Le lendemain nous étions à Djelfa.
Djelfa est une vilaine petite ville à la française, mais habitée par des officiers fort aimables qui en rendent charmant le séjour.
Après un court repos, nous nous sommes remis en route.
Nous avons recommencé notre long voyage par les longues plaines nues. De temps en temps on rencontrait des troupeaux. Tantôt c’étaient des armées de moutons de la couleur du sable ; tantôt à l’horizon se dessinaient des bêtes singulières que la distance faisait petites et qu’on eût prises, avec leur dos en bosse, leur grand cou recourbé, leur allure lente, pour des bandes de hauts dindons. Puis, en approchant, on reconnaissait des chameaux avec leur ventre gonflé des deux côtés comme un double ballon, comme une outre démesurée, leur ventre qui contient jusqu’à soixante litres d’eau. Eux aussi avaient la couleur du désert comme tous les êtres nés dans ces solitudes jaunes. Le lion, l’hyène, le chacal, le crapaud, le lézard, le scorpion, l’homme lui-même prennent là toutes les nuances du sol calciné, depuis le roux brûlant des dunes mouvantes jusqu’au gris pierreux des montagnes. Et la petite alouette des plaines est si pareille à la poussière de terre qu’on la voit seulement quand elle s’envole.
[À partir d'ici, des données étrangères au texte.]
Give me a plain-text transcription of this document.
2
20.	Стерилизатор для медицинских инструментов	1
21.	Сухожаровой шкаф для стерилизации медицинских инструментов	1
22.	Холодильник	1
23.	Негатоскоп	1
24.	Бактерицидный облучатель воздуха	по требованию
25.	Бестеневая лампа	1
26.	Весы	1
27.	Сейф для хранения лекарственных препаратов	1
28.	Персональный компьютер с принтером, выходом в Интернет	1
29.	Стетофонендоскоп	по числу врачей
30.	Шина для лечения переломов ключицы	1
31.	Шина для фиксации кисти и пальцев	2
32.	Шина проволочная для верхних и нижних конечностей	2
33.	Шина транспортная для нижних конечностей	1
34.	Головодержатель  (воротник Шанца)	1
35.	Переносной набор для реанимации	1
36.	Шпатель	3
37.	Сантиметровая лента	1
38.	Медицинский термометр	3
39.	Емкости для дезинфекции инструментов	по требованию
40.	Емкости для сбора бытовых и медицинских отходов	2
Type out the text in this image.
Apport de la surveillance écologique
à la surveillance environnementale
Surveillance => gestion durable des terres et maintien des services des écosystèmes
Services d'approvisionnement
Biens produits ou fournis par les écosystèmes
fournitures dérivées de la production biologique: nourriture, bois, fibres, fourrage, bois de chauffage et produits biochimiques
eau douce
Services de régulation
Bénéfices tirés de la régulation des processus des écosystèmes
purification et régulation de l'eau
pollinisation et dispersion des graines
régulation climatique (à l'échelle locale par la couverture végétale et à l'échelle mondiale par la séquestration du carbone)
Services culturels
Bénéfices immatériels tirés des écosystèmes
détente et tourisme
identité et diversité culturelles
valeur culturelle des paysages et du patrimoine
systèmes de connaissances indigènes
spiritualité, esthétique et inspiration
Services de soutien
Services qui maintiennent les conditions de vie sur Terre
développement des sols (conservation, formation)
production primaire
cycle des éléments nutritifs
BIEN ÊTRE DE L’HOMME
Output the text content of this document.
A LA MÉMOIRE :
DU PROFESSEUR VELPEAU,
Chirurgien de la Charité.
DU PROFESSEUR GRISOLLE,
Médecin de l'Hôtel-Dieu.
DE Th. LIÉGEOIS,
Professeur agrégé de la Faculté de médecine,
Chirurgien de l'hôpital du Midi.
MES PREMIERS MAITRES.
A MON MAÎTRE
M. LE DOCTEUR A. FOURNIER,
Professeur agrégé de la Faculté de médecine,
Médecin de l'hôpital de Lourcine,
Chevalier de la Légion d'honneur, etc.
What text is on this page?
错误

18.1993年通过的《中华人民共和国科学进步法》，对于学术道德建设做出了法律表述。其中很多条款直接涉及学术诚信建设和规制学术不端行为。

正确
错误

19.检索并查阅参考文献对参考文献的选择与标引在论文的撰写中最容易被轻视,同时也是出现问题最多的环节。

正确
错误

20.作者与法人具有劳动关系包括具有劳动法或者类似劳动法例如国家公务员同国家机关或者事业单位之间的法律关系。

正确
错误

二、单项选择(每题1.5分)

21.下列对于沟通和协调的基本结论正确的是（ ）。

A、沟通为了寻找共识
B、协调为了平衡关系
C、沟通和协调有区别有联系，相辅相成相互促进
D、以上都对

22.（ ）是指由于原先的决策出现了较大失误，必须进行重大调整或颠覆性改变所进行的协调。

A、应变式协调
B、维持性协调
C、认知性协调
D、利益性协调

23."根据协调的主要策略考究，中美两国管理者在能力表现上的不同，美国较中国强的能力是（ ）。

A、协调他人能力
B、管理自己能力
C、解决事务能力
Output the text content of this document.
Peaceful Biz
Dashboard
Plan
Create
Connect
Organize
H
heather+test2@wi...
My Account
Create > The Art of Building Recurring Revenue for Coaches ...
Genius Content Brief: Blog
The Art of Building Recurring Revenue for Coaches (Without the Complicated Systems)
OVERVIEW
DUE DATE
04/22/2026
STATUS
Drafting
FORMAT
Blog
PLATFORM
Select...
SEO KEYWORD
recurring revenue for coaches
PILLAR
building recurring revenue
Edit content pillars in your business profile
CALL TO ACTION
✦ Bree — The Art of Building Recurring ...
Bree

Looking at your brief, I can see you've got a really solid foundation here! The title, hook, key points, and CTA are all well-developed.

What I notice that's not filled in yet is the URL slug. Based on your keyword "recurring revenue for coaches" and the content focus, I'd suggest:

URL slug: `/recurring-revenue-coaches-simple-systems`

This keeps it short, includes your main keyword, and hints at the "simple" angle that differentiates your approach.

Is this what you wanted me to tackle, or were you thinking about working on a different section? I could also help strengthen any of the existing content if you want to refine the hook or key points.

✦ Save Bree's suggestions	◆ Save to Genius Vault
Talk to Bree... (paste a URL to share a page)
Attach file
De quoi vivent donc les bêtes dans ces contrées arides, car elles vivent ?
Pendant la saison des pluies, ces plaines se couvrent d’herbes en quelques semaines, puis le soleil, en quelques jours, dessèche et brûle cette rapide végétation. Alors ces plantes prennent elles-mêmes la couleur du sol ; elles se cassent, s’émiettent, se répandent sur la terre comme une paille hachée menu et qu’on ne distingue même plus. Mais les troupeaux savent la trouver et s’en nourrissent. Ils vont devant eux, cherchant cette poudre d’herbes sèches. On dirait qu’ils mangent des pierres.
Que penserait un fermier normand en face de ces singuliers pâturages ?
Puis nous avons traversé une région où on ne rencontrait même plus guère d’oiseaux. Les puits devenaient introuvables.
Nous regardions passer au loin de singulières petites colonnes de poussière qui ont l’air d’une fumée, tantôt droites, tantôt penchées ou tordues et qui courent rapidement sur le sol, hautes de quelques mètres, larges au sommet et minces du pied.
Les remous de l’air, formant ventouse, soulèvent et entraînent ces nuées transparentes et vraiment fantastiques, qui seules mettent un mouvement en ces lieux lamentablement déserts.
Cinq cents mètres en avant de notre petite troupe, un cavalier servant de guide nous dirigeait à travers la morne et toute droite solitude. Pendant dix minutes, il allait au pas, immobile sur la selle, et chantant, en sa langue, une chanson traînante, avec ces rythmes étranges de là-bas. Nous imitions son allure. Puis soudain il partait au trot, à peine secoué, son grand burnous voltigeant, le corps d’aplomb, debout sur les étriers. Et nous partions derrière lui, jusqu’au moment où il s’arrêtait pour reprendre un train plus doux.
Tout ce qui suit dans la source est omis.